Can America long survive without being re-grounded upon our historic Judeo-Christian roots defined by the Ten Commandments? Herberg wrote in Judaism and Modern Man,

The attempt made in recent decades by secularist thinkers to disengage the moral principles of western civilization from their scripturally based religious context, in the assurance that they could live a life of their own as “humanistic” ethics, has resulted in our “cut flower culture.” Cut flowers retain their original beauty and fragrance, but only so long as they retain the vitality that they have drawn from their now-severed roots; after that is exhausted, they wither and die.
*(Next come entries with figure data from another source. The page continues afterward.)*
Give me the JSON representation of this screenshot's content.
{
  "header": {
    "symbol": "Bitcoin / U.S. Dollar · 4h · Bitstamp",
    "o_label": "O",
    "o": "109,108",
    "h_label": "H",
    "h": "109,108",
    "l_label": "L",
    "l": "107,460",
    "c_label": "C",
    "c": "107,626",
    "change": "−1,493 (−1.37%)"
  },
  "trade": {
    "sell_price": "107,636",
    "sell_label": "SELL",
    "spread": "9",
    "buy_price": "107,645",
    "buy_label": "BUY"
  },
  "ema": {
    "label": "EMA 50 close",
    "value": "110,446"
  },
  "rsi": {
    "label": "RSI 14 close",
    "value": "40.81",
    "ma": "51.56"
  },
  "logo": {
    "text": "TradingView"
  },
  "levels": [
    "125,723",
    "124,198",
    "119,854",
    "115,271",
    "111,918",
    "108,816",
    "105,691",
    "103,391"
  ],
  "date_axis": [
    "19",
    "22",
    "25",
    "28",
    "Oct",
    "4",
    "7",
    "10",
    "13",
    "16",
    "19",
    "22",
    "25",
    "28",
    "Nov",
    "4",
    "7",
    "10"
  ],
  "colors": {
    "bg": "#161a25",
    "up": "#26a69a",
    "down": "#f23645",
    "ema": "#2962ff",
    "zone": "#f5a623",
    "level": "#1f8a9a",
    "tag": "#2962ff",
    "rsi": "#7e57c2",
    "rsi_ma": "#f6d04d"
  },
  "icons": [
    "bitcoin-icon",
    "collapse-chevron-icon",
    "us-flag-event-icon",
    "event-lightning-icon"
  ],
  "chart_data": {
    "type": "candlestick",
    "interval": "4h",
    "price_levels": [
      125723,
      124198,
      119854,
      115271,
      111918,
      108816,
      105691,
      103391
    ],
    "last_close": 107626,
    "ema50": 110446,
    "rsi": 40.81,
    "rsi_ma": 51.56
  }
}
So with freedom, brotherhood, justice, and personal dignity — the values that form the moral foundation of our civilization. Without the life-giving power of the faith out of which they have sprung, they possess neither meaning nor vitality.

So what are the historic spiritual roots that need to be rediscovered in America for our Spiritual survival? What is the essence of Judeo-Christian values? They begin with God. Our national motto still points the way: In God We Trust. Is this still true? The first four commandments tell us our duty to worship and honor God. For our Founders, God existed. He is referred to four times in the Declaration of Independence.

Those Judeo-Christian values go on in the last six of the Ten Commandments to tell us of what we affirm when we conclude the American Pledge of Allegiance—“with liberty and justice for all”. The last six commandments remind us of the principles that foster liberty and preserve justice: the duty to honor legitimate authority, the right to property, the preciousness of the family, the right to life, the necessity of truth in the courts and beyond and the resistance of a spirit of jealousy that seeks to harm our neighbor in his success.

Without these great Judeo-Christian values, it is unlikely that America as a republic can long endure. As has been attributed to Karl Marx, “Take away a nation’s roots, and like a tree, it can easily be moved. Perhaps the most patriotic thing all of us can do to preserve what Washington called “America’s experiment in the republican form of government” is to read the Ten Commandments, consider them well, and seek to live them for the glory of God and for the good of our neighbors. This is what it really means to have Judeo-Christian values.